1. Q. Varius
Hybrida, tribune of the plebs, B. C. 90, was a native of Sucro in Spain, and received the surname of Hybrida, because his mother was a Spanish woman.
He is called by Cicero vastus homo atque focdus,
but nevertheless obtained considerable power in the state by his eloquence.
In his tribuneship he proposed a lex de majestate,
in order to punish all those who had assisted or advised the Socii to take up arms against the Roman people.
He brought forward this law at the instigation of the equites, who made common cause with the people against the reforms of Drusus; and as they possessed the judicia at this time, they hoped by banishing the most distinguished senators to get the whole power of the state into their hands.
The senators used all their influence to prevent the proposition from passing into a law.

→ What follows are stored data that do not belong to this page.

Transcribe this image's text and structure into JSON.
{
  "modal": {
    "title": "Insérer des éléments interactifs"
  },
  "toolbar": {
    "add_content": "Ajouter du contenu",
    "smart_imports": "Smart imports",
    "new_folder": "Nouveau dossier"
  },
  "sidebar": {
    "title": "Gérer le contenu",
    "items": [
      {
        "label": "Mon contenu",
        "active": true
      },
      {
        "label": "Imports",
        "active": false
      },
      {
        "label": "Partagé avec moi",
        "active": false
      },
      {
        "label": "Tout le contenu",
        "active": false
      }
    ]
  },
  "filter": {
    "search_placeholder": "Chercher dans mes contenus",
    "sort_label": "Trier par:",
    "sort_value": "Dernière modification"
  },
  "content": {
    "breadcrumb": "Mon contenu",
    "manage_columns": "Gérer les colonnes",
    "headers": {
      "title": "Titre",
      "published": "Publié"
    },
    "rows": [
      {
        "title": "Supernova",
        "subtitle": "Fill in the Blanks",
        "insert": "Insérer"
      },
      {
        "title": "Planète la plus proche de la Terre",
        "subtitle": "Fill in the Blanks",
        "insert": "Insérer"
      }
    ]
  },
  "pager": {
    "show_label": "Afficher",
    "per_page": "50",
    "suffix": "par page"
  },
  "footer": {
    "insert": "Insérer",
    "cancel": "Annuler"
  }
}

The other tribunes put their veto upon it, but the equites with drawn swords compelled them to give way, and the law was carried.
The equites quickly put the law into execution. Bestia and Cotta went voluntarily into exile, and other distinguished men were condemned. Varius even accused M. Scaurus, the princeps senatus, who was then seventy-two years of age, but was obliged to drop this accusation. [SCAURUS, p. 736b.] Varius himself was condemned under his own law in the following year, and was put to death. (Appian, App. BC 1.37
; V. Max. 8.6.4
; Cic. de Orat. 1.25
62; V. Max. 3.7.8
; Cic. pro Scaur.
i; Ascon. in Scaur.
p. 22, ed. Orelli; Cic. Brut. 56
, de Nat. Deor.
3.33.) Cicero in the passage last quoted accuses Varius of the murder of Drusus and Metellus.